Trame Festival: Malta è meno attrezzata dell’Italia ad affrontare le mafie
3 min di letturaA Trame12 si parla di Malta, la piazza dei boss. In ricordo di Daphne Caruana Galizia
“Oggi il ministro Nordio ha fatto riferimento ad una giustizia conciliativa preventiva a quella penale. C’è un movimento culturale prima che politico che chiede di poter gestire le cose con meno controlli. Dobbiamo essere tutti consapevoli dei rischi a cui andiamo incontro. Quello che successe a Malta quando morì Daphne Caruana Galizia ricorda proprio questo”.
Così sul palco della seconda serata di Trame Festival il nuovo procuratore aggiunto di Reggio Calabria Stefano Musolino. È solo di poche ore fa, infatti, la notizia della nomina della quinta commissione del Consiglio superiore della magistratura che lo ha proposto all’unanimità. Con lui il giornalista Stefano Vergine e, in collegamento, Corinne Vella, sorella della giornalista investigativa uccisa a Malta sei anni fa e inserita quest’anno nel lungo elenco delle vittime ricordate in occasione della Giornata della Memoria e dell’impegno in ricordo delle vittime di mafia del 21 marzo. Per la sua morte è stata aperta un’indagine giudiziaria.

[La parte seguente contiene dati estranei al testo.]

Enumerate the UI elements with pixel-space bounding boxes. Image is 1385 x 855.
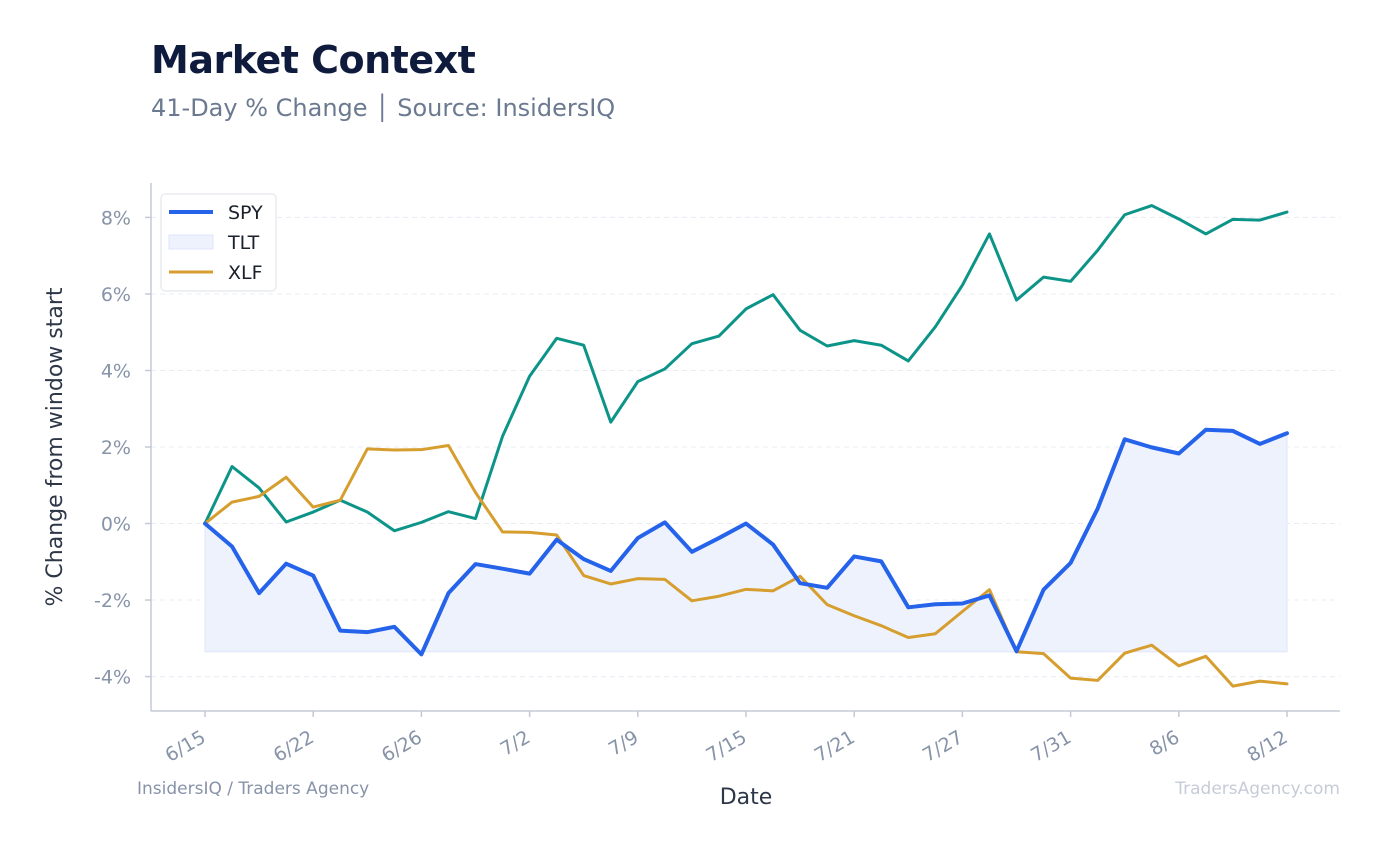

Daphne denunciava la corruzione e il narcotraffico dell’isola dell’Europa meridionale, epicentro delle mafie italiane, “base per l’evasione fiscale nell’Unione Europea” come lei stessa denunciava.
“Uno dei progetti sui quali aveva investigato riguardava Elettrogas, c’era molta corruzione e una connessione con l’Italia, tra Gela e Malta in particolare” ha raccontato Corinne Vella.
“In questo momento l’Unione Europea sta per finanziare proprio un gasdotto tra Malta e Gela: di fatto la persona che è accusata della morte di Daphne prenderà un sacco di soldi da quest’affare” – ha aggiunto Stefano Vergine.
A fare il quadro del contesto in cui è stata uccisa Daphne è stato poi Musolino.
“Malta ha un regime più che concorrenziale, al netto si paga il 5% di tasse. Qualunque impresa preferisce andare a Malta. Abbiamo aziende che operano in Italia con concessioni rilasciate da autorità maltesi. Si tratta di un posto molto piccolo, in cui la classe dirigente è meno strutturata e più facilmente corruttibile, e in cui si accumulano davvero tanti soldi”.
La famiglia di Daphne ha condotto un’indagine privata che ha portato a individuare il primo ministro Muscat come responsabile indiretto. In particolare, ci sono tre processi in corso: al centro ci sono le persone accusate di essere gli esecutori materiali, Vincent Muscat, Alfred e George Degiorgio, e il mandante, Yorgen Fenech, precedentemente accusato dalla giornalista di possedere un fondo segreto a Panama e di aver fatto pressioni sul governo laburista per aggiudicarsi un appalto.
“Muscat aveva creato un clima di impunità nella società maltese e i giornalisti come Daphne non si sentivano protetti. C’è stata una campagna orchestrata dal partito laburista contro il suo lavoro giornalistico” – ha chiarito Vella.
“Quello che l’inchiesta ha messo in luce è che bisognerebbe implementare le leggi sulla criminalità organizzata: le leggi di Malta permettono di perseguire un’organizzazione criminale solo se si sviluppa all’interno dello stesso paese. Ma al crimine organizzato non interessano i confini. Dovrebbero essere sempre garantiti accesso all’informazione e protezione per i giornalisti. Malta è meno attrezzata dell’Italia ad affrontare le mafie”.